Yes, cheap pins are quality pins. Most people want quality pins cheap, which is very understandable. We are a society that wants the cake and to eat it too.
Cheap and quality don’t always go hand in hand, but in the case of enamel pins they do. Let me explain.
If you were buying a vacuum, cheap would translate into lesser quality materials such as cheaper plastic vs metal, wheels that don’t rotate well, suction that literally sucks in two different ways, and fewer attachments that might be included on a more expensive vacuum.
However, custom enamel pins are different. Pins do not have moving parts. Pins don’t have cheaper material. And, pins don’t have cheaper enamel. There just isn’t anything that you can skimp on or substitute for to make a pin less quality.
So, what cheap means in the custom pin world is the pin company is taking less profit. That is a benefit to you. You get quality pins for cheap.
You might ask if this is a sales job. The answer is no. A pin is a pin is a pin and there aren’t many things that can be substituted to make it cheaper.
Thickness: standard pins are 1.2 to 1.5mm thick. If you want a pin that has more substance you can make the pin thicker for an increase in price. But, this is not common so you still get a quality pin.

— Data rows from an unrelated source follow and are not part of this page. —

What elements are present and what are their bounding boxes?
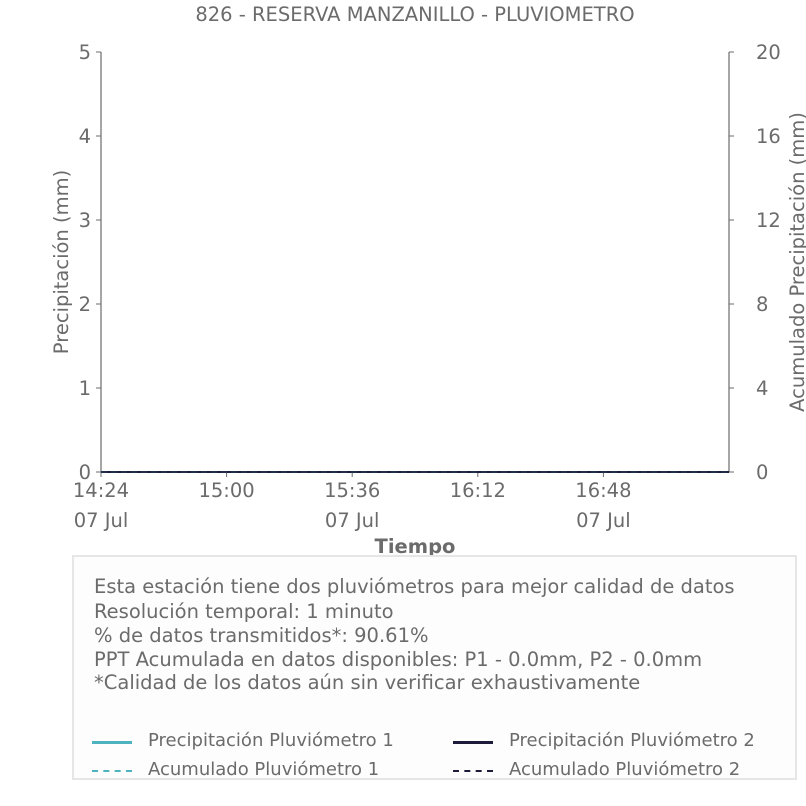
y2-tick-label: 8 [756,293,768,316]
info-line-2: Resolución temporal: 1 minuto [94,600,394,623]
info-legend-box: Esta estación tiene dos pluviómetros par… [72,555,797,780]
y-tick-label: 3 [79,209,91,232]
legend-label-p2: Precipitación Pluviómetro 2 [509,730,755,751]
chart-title: 826 - RESERVA MANZANILLO - PLUVIOMETRO [195,3,634,26]
y2-tick-label: 16 [756,125,781,148]
legend-label-p1: Precipitación Pluviómetro 1 [148,730,394,751]
x-tick-label: 15:36 [324,479,380,502]
x-tick-label: 14:24 [73,479,129,502]
x-tick-date-label: 07 Jul [74,509,129,532]
x-tick-date-label: 07 Jul [576,509,631,532]
y-axis-label: Precipitación (mm) [50,170,73,354]
y2-tick-label: 12 [756,209,781,232]
y2-tick-label: 0 [756,461,768,484]
x-tick-label: 16:12 [450,479,506,502]
legend-swatch-p2 [453,741,493,744]
y-tick-label: 1 [79,377,91,400]
legend-swatch-acc2 [453,770,493,772]
y-tick-label: 4 [79,125,91,148]
y-tick-label: 2 [79,293,91,316]
x-tick-label: 16:48 [575,479,631,502]
info-line-4: PPT Acumulada en datos disponibles: P1 -… [94,648,703,671]
legend-label-acc2: Acumulado Pluviómetro 2 [509,759,741,780]
y-tick-label: 5 [79,41,91,64]
y2-tick-label: 20 [756,41,781,64]
legend-swatch-p1 [92,741,132,744]
info-line-3: % de datos transmitidos*: 90.61% [94,624,429,647]
info-line-5: *Calidad de los datos aún sin verificar … [94,671,641,694]
y-tick-label: 0 [79,461,91,484]
x-tick-label: 15:00 [198,479,254,502]
info-line-1: Esta estación tiene dos pluviómetros par… [94,575,735,598]
y2-axis-label: Acumulado Precipitación (mm) [786,112,806,412]
x-tick-date-label: 07 Jul [325,509,380,532]
legend-swatch-acc1 [92,770,132,772]
x-axis-label: Tiempo [375,535,456,558]
legend-label-acc1: Acumulado Pluviómetro 1 [148,759,380,780]
y2-tick-label: 4 [756,377,768,400]
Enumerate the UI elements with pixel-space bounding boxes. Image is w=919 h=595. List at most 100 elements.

Hard enamel vs Soft enamel: soft enamel is cheaper than hard enamel because hard enamel is hardened by heat and then polished off smooth. This extra step in labor makes hard enamel more expensive, but choosing hard enamel over soft enamel isn’t choosing quality it is choosing preference. If you asked 10 people, 5 would prefer soft enamel and 5 would prefer hard enamel. So cheaper didn’t make it lesser quality, it just made it different.
Metal: this is probably the most legitimate are that can be changed to make a pin less expensive. Iron is less expensive than brass or copper. BUT this is a big but. You cannot tell the different when the pin is finished because of the gold or silver plating. And iron pins are just as durable. Either will look exactly the same when finished.
The moral to the story is, cheap is merely a marketing ploy. Pin companies know customers what pins cheap so they advertise cheap pins. But don’t be scared off by the terminology, it does not translate into cheap quality.
There are essentially 4 different types of custom enamel pins that all pin companies produce. The difference in price is in the profit. Custom Pins Now philosophy is to keep the price affordable for all so more people can enjoy pins and only take a modest profit to keep the doors open.
Below is current Custom Pins Now pricing as of this printing, to give you a comparison of pricing between the 4 pin types. They are listed from most expensive to least expensive.
All pins are based on 1-inch size, which is a very common custom enamel pin size.
Die Cast Pins – these are made of zinc alloy and typically have many inner cutouts which is why they are more expensive. But you could never tell the difference in quality from the other types as they can also have hard or soft enamel coloring.
100 qty - $2.83 per pin
200 qty - $2.10
300 qty - $1.60
Hard Enamel Pins – these are diestruck out of brass, copper or iron. They are perceived as a higher quality than soft enamel, but it boils down to preference.
100 qty - $2.64 per pin
200 qty - $1.91
300 qty - $1.50
Offset Printed Pins – these are metal pins with a design printed onto the metal rather than stamped and color filled. This type of pin may be perceived as the worst quality, but again it has its place depending on what image you want on the pin. It is not a bad pin; it is just a different kind of pin.
100 qty - $2.52 per pin
200 qty - $1.89
300 qty - $1.37
Soft Enamel Pins – these are diestruck out of brass, copper or iron. They are the least expensive and cheaper than hard enamel pins just because the paint is air dried saving one step of labor. These are considered the best bang for your buck.
100 qty - $2.37 per pin
200 qty - $1.81
300 qty - $1.33
To summarize, enamel pins are expensive because of the mold. Cheap pins are still quality pins. Enamel pins are inexpensive if you buy in bulk and choose the soft enamel option.